By Justin Sokeland
BEDFORD – The limestone plaque, carved from the very ground that makes Bedford great, for the city’s golf champion is appropriate. Uncatchable, unwavering in simplistic approach, Aaron Harrell hammered, chiseled and polished off another tournament title.
While his last-round game was a little sub-par by his standards, so was his score. Harrell slashed out a 3-under 69 during Sunday’s final tour of Otis Park and coasted to his second consecutive Bedford Men’s City Tournament crown. He finished with a 72-hole total of 18-under 270, lapping the field again as J.T. Bellush was a distant second by 17 shots.
Harrell missed matching his record-setting romp of 22-under from a year ago, but he become the first to post four consecutive rounds in the 60s, and he joined an exclusive club as the 11th man in history (an event that started in 1931) to win three City championships.
After a sluggish start, with two early bogeys, Harrell tamed the par-5 6th hole with an eagle, and he carded four birdies on the back nine – a side of Otis that usually does not yield such low numbers – while leaving no doubt. This day wasn’t necessarily about score, it was about legacy as Harrell earned his place among names like Gratzer, Hackney, Tillett and others who have three titles.
“Being from here, growing up here, watching all those guys that have three, it’s really cool to be in that fraternity,” Harrell said. “Shooting in the 60s is always good. It wasn’t really my goal, but that’s pretty cool. Not many people have put scores like that up for four rounds in the same tournament. I’m very happy.”
Harrell’s haphazard opening, bogeys on the second and third holes (and he didn’t hit a green in regulation until the fifth), cost him some of the 11-shot lead he started with. Ethan Stanley was trimming a shot per hole off the margin, although that pace was unsustainable.
Harrell regrouped with the splendid eagle on 6 – blasted drive, iron from 200 yards to 10 feet – and went on a par run from that point. He tamed the 12th (wedge to 4 feet), 13th (pitch to 10 feet), 16th (pitch to 5 feet) and 17th (pitch to 4 feet) holes on his way home to handshakes of respect from his playing partners and hugs from his two young boys.
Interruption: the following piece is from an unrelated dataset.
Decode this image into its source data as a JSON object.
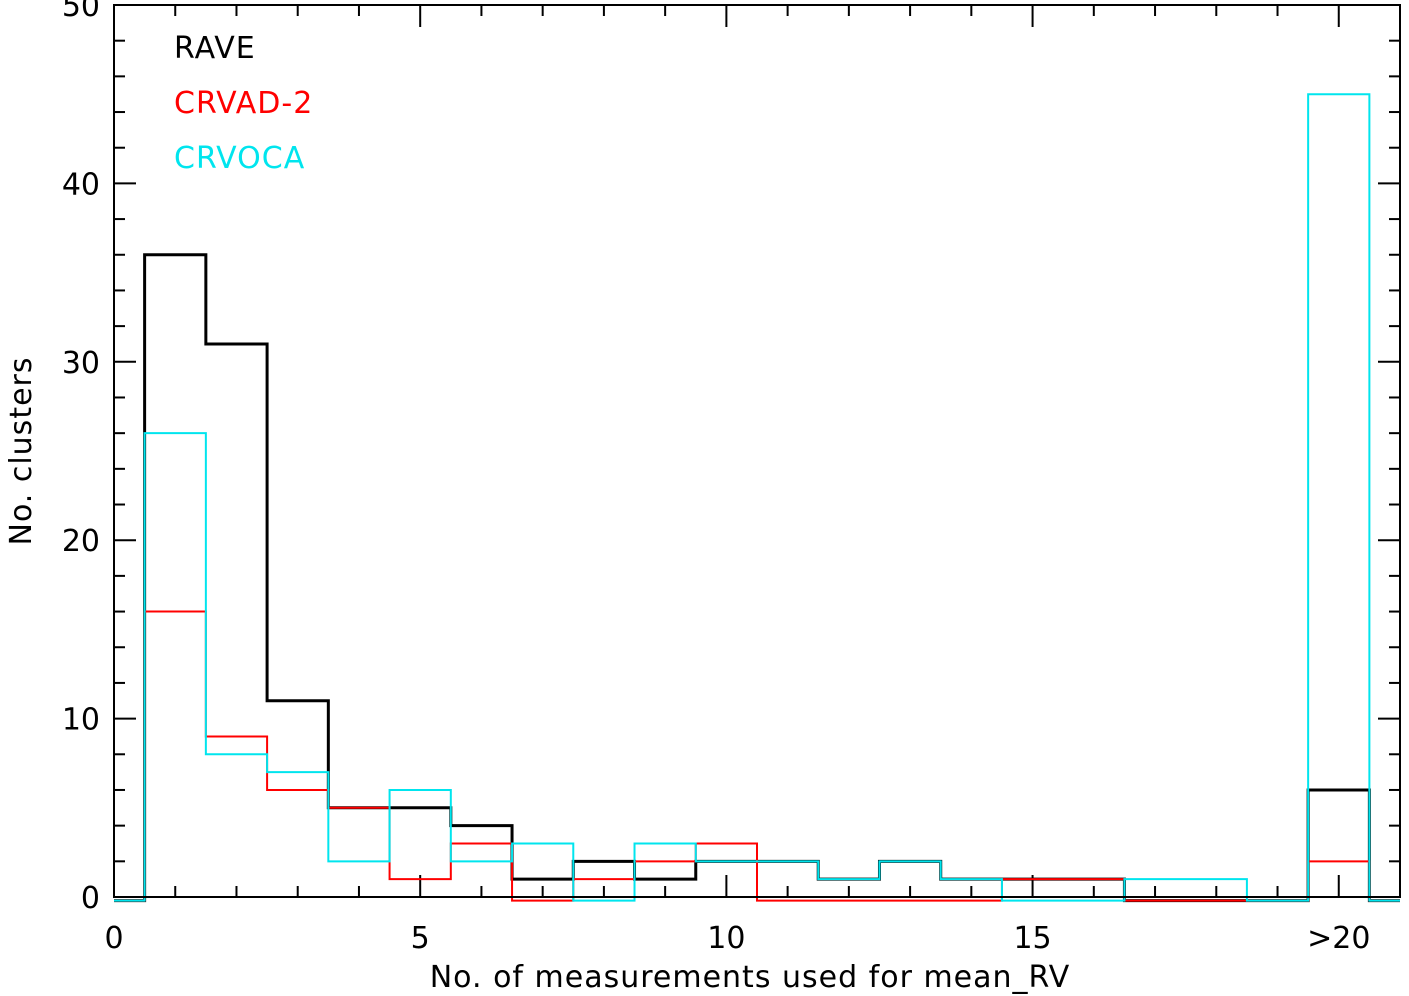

His secret, in addition to obvious talent, was his demolition of the back side. Otis is renowned for surrendering low scores on the front and getting stingy on the second nine. Harrell flipped that script. During his four rounds, he posted 16 birdies (four each day) and played that nine in 12-under par.
“I don’t know why,” Harrell said. “Maybe I was getting loose on the front and got warm toward the back. It’s just one of those things. I hit better shots on the back, I guess.”
Bellush, one of the men who laid the foundation of Bedford North Lawrence’s golf greatness by helping the Stars reach four consecutive state finals in the 1980s, was a surprise runner-up. The 48-year old with two back surgery scars fired a 1-under 71 and completed the event with a career-best 1-under total of 287. That would have won a lot of other years.
“Oh man, I know,” Bellush said. “I’d like to look back and see some of those scores from the past. But it’s a new era here of City Tournament golf, with people just getting better and better all the time. Aaron is elevating the rest of us to make a new norm. He has created a new norm.”
Bellush has added amazing distance (for his age) to his game, thanks to a swing simulator in his home that has added swing speed. Perhaps it’s to stay ahead of his young son as long as possible, perhaps others are going to have to invest in the latest technology in order to keep up.
“I really like the way things are going,” Bellush said. “It’s taking better scores to win this tournament. It’s pretty cool.”
If Harrell took that approach and practiced more, “I would probably play worse,” he said. Family takes priority and time. That’s how good the 35-year old champion is. Less is much more.
“Right now I just don’t have the bug,” Harrell said. “It’s not in the cards to come out and practice. And I don’t think I’ll do this every year. When I know where the ball is going, it’s somewhat easy. If I can do that, I can hit it somewhat well and score well.”
Stanley, who played alongside Harrell all four days, didn’t always know where it was going for the final round, but he salvaged as much as possible with a 77 and four-day total of 1-over 289. Sam Cobb matched Harrell (and Daylen Tidd) with the day’s best of 69 to finish fourth at 290.